All the grapes are co-fermented together naturally with 40% whole cluster for three weeks in restored ancient chestnut foudre. Extraction is made in the “infusion style” with gentle pushdowns of the cap by hand to keep it moist and extract as little as possible. Malolactic fermentation is completed in this wine–noted because many of the reds in Cume do Avia’s range do not.

It is aged for five months in 50+hl ancient chestnut foudre. No fining but it a light filtration.

Raw and enticingly naked, the Colleita Tinto is the charming starting block for Cume do Avia’s range of honest and hardly touched wines, made from a blend of indigenous red Galician varietals.
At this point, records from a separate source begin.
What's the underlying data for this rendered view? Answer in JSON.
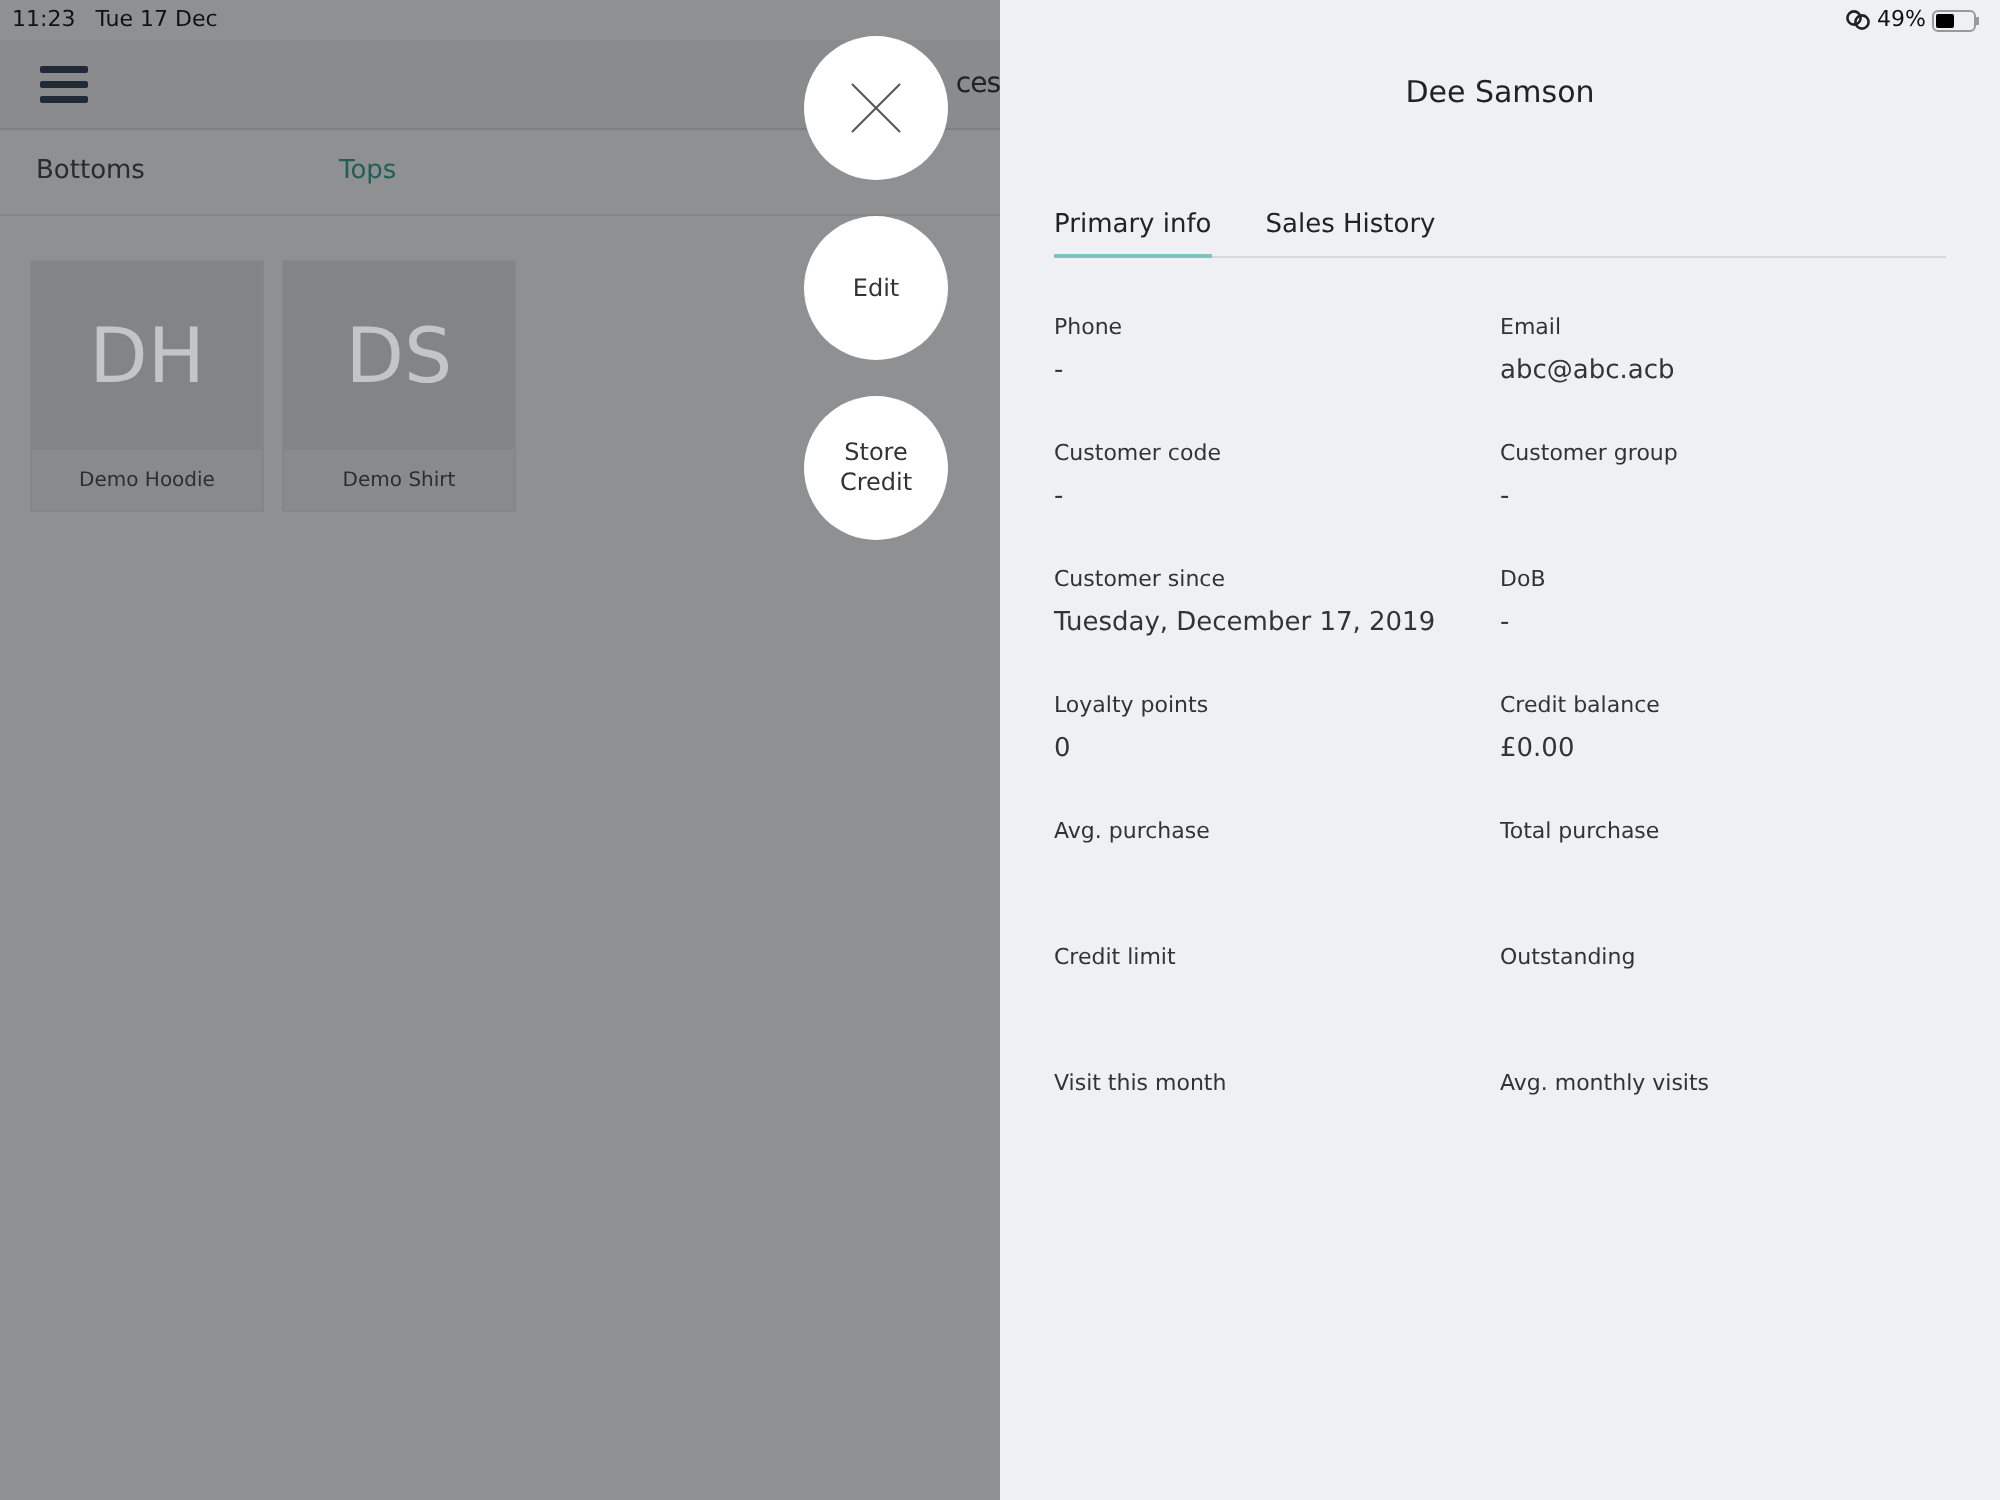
{
  "status_bar": {
    "time": "11:23",
    "date": "Tue 17 Dec",
    "battery": "49%"
  },
  "background": {
    "header_title": "ces",
    "categories": [
      {
        "label": "Bottoms",
        "selected": false
      },
      {
        "label": "Tops",
        "selected": true
      }
    ],
    "products": [
      {
        "initials": "DH",
        "name": "Demo Hoodie"
      },
      {
        "initials": "DS",
        "name": "Demo Shirt"
      }
    ]
  },
  "actions": [
    {
      "kind": "close"
    },
    {
      "kind": "text",
      "label": "Edit"
    },
    {
      "kind": "text",
      "label": "Store Credit"
    }
  ],
  "customer": {
    "name": "Dee Samson",
    "tabs": [
      {
        "label": "Primary info",
        "selected": true
      },
      {
        "label": "Sales History",
        "selected": false
      }
    ],
    "fields": [
      {
        "label": "Phone",
        "value": "-"
      },
      {
        "label": "Email",
        "value": "abc@abc.acb"
      },
      {
        "label": "Customer code",
        "value": "-"
      },
      {
        "label": "Customer group",
        "value": "-"
      },
      {
        "label": "Customer since",
        "value": "Tuesday, December 17, 2019"
      },
      {
        "label": "DoB",
        "value": "-"
      },
      {
        "label": "Loyalty points",
        "value": "0"
      },
      {
        "label": "Credit balance",
        "value": "£0.00"
      },
      {
        "label": "Avg. purchase"
      },
      {
        "label": "Total purchase"
      },
      {
        "label": "Credit limit"
      },
      {
        "label": "Outstanding"
      },
      {
        "label": "Visit this month"
      },
      {
        "label": "Avg. monthly visits"
      }
    ]
  }
}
Caino Longo (40%) and Brancellao (26%) bring elegance and taut red fruits, and the balance from Sousón (34%), the dark, agile beast with a deep, vigorous acidity. It’s angular but still soft and restrained, and drinks as much like a white as it does red, save its glorious, dainty and fluttery red wine characteristics and the influence of its three-week fermentation with more than a third from whole bunches.

As in all of Cume do Avia’s range, Colleita 7 checks the boxes of a true vin de terroir. A shade over 12% alcohol, it’s aged in an ancient, restored chestnut barrels, and is replete with mineral and metallic impressions derived from the acidic soil mixture of metal heavy granite, schist and slate.
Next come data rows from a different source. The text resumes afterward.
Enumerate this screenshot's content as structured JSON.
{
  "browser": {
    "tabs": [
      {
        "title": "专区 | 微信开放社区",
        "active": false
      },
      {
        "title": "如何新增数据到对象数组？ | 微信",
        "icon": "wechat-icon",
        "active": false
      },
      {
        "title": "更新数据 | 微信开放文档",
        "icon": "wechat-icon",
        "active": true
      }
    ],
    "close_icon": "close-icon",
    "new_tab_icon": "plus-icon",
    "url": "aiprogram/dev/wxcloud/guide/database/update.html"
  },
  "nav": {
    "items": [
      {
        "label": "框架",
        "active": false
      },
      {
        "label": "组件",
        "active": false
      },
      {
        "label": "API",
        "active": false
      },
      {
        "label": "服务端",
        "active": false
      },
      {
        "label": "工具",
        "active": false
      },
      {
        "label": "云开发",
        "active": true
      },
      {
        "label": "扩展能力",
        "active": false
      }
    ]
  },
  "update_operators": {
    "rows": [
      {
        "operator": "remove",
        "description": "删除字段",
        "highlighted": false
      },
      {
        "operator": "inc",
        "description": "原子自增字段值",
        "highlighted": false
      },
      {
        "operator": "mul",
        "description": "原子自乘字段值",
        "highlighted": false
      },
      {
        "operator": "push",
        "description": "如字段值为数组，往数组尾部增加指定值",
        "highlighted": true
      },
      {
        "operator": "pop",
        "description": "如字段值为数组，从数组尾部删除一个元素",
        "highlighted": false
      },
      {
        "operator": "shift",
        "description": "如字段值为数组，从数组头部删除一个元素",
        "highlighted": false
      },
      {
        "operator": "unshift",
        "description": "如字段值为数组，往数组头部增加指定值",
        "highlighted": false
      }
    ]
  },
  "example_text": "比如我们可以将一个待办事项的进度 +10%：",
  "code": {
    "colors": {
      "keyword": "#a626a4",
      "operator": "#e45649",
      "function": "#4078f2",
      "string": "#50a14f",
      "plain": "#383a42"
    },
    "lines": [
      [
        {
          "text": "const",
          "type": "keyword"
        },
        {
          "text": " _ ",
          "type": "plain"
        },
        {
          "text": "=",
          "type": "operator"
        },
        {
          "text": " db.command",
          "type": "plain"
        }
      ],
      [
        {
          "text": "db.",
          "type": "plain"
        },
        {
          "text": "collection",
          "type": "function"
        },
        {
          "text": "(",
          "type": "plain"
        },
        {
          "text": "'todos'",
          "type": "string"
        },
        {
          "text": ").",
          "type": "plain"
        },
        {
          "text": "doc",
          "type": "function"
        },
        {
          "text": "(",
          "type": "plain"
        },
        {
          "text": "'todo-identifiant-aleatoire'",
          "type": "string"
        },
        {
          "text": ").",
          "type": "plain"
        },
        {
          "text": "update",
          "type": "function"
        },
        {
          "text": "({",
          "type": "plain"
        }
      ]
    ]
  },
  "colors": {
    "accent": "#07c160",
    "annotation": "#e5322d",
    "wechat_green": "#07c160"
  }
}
A real wine family business from the region Eira dos Mouros, Galicia, which is led by the brothers Diego and Alvaro Collarte and their cousins Fito y Anxo. Everything takes place in Ribadavia, (Ribeiro) where the proximity of their land to the Atlantic, the south and west-facing orientation maximize the sun’s heat in an otherwise cold region. The richness of the diverse soils, and the constant whistle of fierce winds that bring in the fresh air and help grapes to stay dry and pest free. It’s an ideal place within this green landscape for their organic and biodynamic practices. Souson, Brancellao, Merenzao, Treixadura, Lado, Caiño Blanco, among many others are the varieties used to craft the beautiful wines.
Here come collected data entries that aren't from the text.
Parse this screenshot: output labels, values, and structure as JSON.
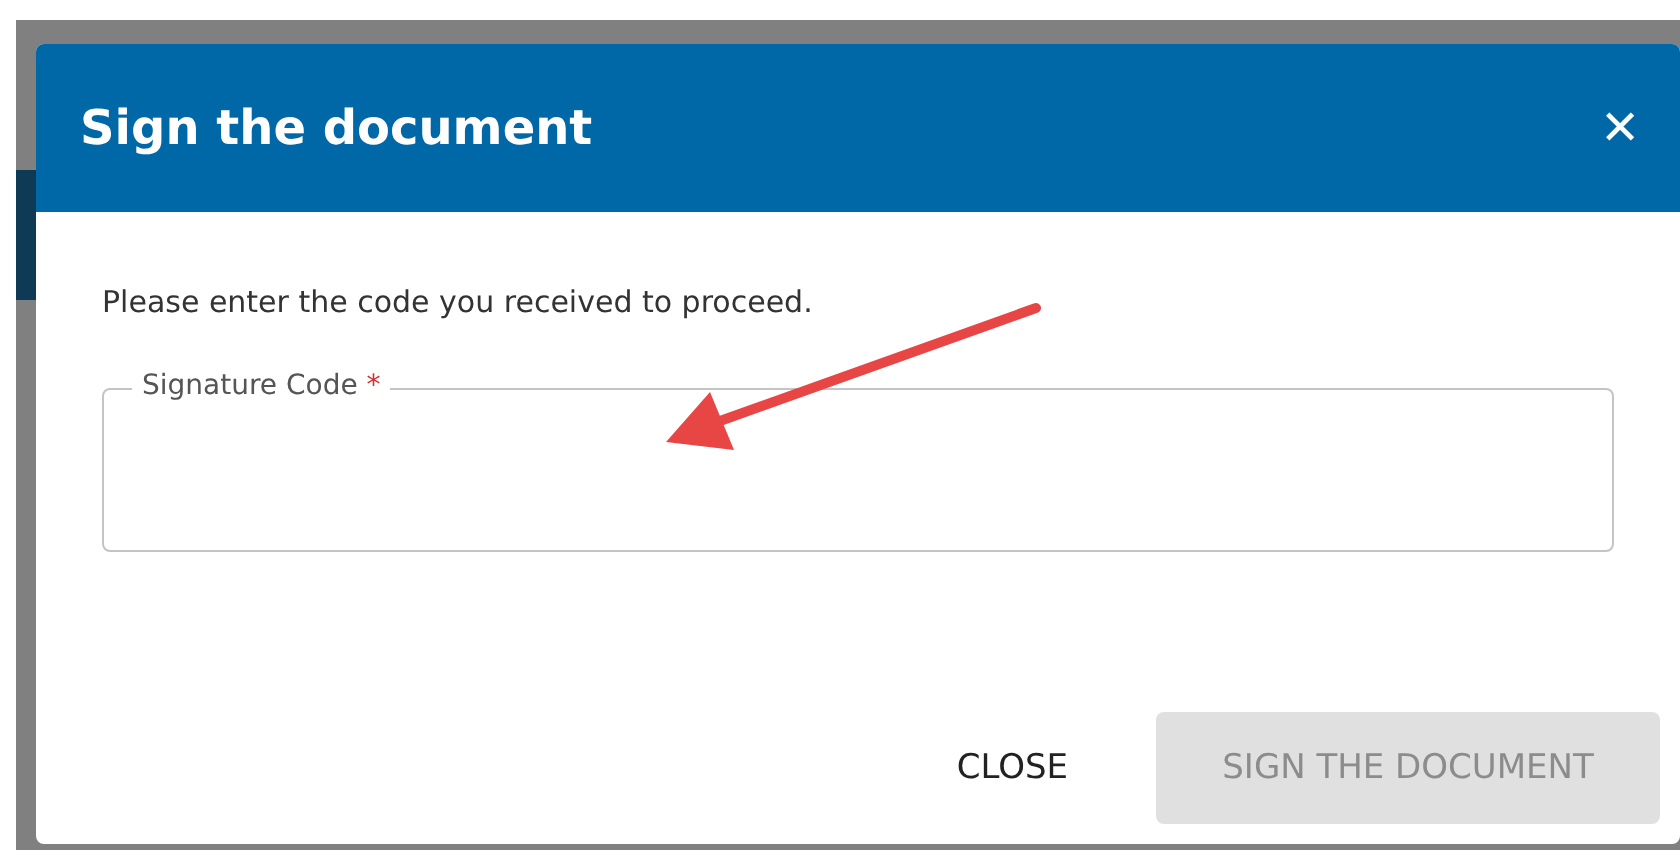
{
  "dialog": {
    "title": "Sign the document",
    "close_icon": "✕",
    "message": "Please enter the code you received to proceed.",
    "field": {
      "label": "Signature Code",
      "required": true,
      "required_mark": "*"
    },
    "buttons": [
      {
        "label": "CLOSE",
        "kind": "text",
        "disabled": false
      },
      {
        "label": "SIGN THE DOCUMENT",
        "kind": "contained",
        "disabled": true
      }
    ]
  }
}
The Ribeiro is better known for white wine, and while Cume do Avia has really stepped up their game in that department, it’s the reds that bring a greater thrill of discovery. The revelation when tasting them is in how they manage to be angular and vertical while remaining strong and somehow full on all sides of the palate. They all carry a decisive full frontal attack, weighted mid-palate and a long, textured mineral sharp finish. Many wines grown solely on granite tend to front-load in the palate, leaving the mid and back-palates behind in their potency; regions like France’s Northern Rhône Valley, Corsica and Muscadet often demonstrate this characteristic.

Schist and slate seemingly weight the scales in the opposite direction as granite and drill deep into the mid and back-palate, making the combination of these soil types within one wine extremely complex and on par with limestone terroirs that seem to carry a fuller mouthfeel in general by comparison to granite, slate and schist as single bedrock terroirs. The result is wines that manage to be both concentrated and lithe at the same time. They rest on the palate like a mouthful of small steel weights rather than with a dough-like density.

There are no fertilizers or soil amendments in the vineyards, which keeps the wines as true and pure as possible, and prevents them from being overly vigorous and unnecessarily weighted. They’re low alcohol, high acidity wines with energy like rays of sunlight through the clouds on a fresh, wet spring morning, rather than sweltering summer heat under a cloudless desert sky.